Why Pastors Need Mentors

Just a couple of years ago, in the city where I am a pastor, I saw another pastor go through a series of moral failures that the elders of the church believed disqualified him from pastoral ministry. This was a fairly influential pastor in our town and word traveled quickly about the events and his removal from leadership.

Usually, my first instinct would have been a judgmental attitude in my heart about his poor decisions, but by the grace of God, I had a different immediate thought: “That could happen to me.” There were no current habitual sins or vulnerable situations that were alarming or present in my life, but the words from Paul to the Corinthian Church, warning about Israel’s history, still occupied my mind: “So, whoever thinks he stands must be careful not to fall” (1 Corinthians 10:12 HCSB).

What happened to that pastor could happen to me in an instant. I had a sense of urgency that I would not become another illustration in Paul Tripp’s book, “A Dangerous Calling,” and knew that could not be done on my own.

Finding A Mentor

A few days after the tragedy of the pastor’s moral failure took place, I walked into Starbucks and saw a local pastor from a PCA church in our city. He is in his mid-60s, has a great marriage, a relationship with his kids, and has faithfully been in local church ministry for over forty years. I had admired him from a distance for some time, but didn’t know him very well besides a casual greeting. Yet, I thought, here was the person I needed to help me be faithful in the present ministry and endure till the end.

I walked across the coffee shop, not exactly sure what I was asking of him, and said, “Pastor Bob, would it be okay if we started spending time together, and talking about stuff?” That was my vague and less than impressive approach. “I don’t want to end up in a Paul Tripp book,” I added.

While I have tremendous mentors in the ministry that talk to me about preaching, theology, and Church leadership, I needed someone local. Another pastor who could look me in the eyes, be unimpressed with the size of my church, and ask me real questions. Thankfully, Pastor Bob Evans from Wildwood Presbyterian Church agreed to meet with me regularly, and the last two years of spending time with a pastor one year away from retiring, who is finishing well, has been something I treasure.

I am not suggesting that having a mentor is the secret sauce to enduring in the ministry, but it is certainly one of the ingredients. Pastor Bob asks me questions nobody else will. He has seen it all, so he doesn’t care that I pastor a large church; he cares about me.

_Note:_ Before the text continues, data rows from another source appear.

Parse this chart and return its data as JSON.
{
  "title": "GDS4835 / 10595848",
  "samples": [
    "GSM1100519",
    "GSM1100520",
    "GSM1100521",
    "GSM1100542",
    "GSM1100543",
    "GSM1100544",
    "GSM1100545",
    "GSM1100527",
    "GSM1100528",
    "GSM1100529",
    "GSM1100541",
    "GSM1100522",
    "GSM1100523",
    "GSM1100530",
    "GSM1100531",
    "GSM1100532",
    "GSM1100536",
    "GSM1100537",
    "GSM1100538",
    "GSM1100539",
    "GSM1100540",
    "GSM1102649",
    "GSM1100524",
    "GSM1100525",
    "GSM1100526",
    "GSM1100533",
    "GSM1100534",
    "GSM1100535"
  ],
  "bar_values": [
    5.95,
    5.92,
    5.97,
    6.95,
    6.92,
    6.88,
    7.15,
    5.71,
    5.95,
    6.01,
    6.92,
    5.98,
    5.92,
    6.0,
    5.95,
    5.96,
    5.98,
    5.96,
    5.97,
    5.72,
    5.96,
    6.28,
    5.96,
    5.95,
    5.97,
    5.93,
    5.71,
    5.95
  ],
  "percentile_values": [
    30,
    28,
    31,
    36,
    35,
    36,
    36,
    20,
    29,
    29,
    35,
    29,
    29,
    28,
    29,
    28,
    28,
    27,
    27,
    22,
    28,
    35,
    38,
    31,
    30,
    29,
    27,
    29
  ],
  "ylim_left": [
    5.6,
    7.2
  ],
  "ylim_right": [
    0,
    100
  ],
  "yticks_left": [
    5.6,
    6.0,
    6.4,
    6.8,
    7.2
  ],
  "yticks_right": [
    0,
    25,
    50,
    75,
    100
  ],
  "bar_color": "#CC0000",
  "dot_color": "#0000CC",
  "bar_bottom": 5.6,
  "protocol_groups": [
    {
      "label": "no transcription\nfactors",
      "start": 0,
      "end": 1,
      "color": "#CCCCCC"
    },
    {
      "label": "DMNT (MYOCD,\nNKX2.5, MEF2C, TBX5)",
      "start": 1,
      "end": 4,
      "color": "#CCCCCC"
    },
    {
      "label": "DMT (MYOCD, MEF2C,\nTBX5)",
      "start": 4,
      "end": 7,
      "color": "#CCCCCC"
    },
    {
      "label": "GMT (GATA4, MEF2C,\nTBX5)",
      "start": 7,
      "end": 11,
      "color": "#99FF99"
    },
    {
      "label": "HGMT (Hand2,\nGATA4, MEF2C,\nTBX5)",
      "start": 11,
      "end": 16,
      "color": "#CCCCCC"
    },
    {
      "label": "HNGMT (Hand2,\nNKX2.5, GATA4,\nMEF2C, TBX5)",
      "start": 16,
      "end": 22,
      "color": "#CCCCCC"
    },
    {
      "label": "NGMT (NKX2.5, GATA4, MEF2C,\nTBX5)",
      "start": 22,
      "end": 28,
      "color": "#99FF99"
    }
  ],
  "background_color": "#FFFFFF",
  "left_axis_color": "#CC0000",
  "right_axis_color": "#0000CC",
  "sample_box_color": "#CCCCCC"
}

 While we have the blessing of so many resources in 2015 with access to more books, podcasts, social media outlets and blogs than ever, there is still the need for a mentor, in your city, that isn’t interested in your latest sermon series, but rather invested in your heart.

 

Our two-hour breakfasts are something I now crave, and believe I need, as the pressures and demands grow in my life. Honesty is critical in our conversations, in which he asks me difficult questions that inspect the heart, or our time together is pointless.

I know he has zero agenda outside of what I have asked him to be in my life, so I feel safe and comfortable in answering, even if sometimes I don’t like the questions. His investment in me has compelled me to want to do the same for others, so my wife and I have several young couples over to our home every Sunday evening. We laugh, check in, and let them see us be parents, and live normal life away from the church setting.

While we have the blessing of so many resources in 2015 with access to more books, podcasts, social media outlets and blogs than ever, there is still the need for a mentor, in your city, that isn’t interested in your latest sermon series, but rather invested in your heart. I went outside my denomination, to a PCA pastor about to retire.

Who is it you need to approach and ask to invest in your life? I am tired of the statistics of pastors who start and do not finish. There is no magical formula to enduring in the ministry. There are intentional steps to make sure you aren’t isolated, beyond questioning, and that you stay connected to someone who has run the race you are currently running. My challenge to you is to think of someone and ask for his help in your life. It is worth it. Who knows, God could use that person to prevent disaster in the future.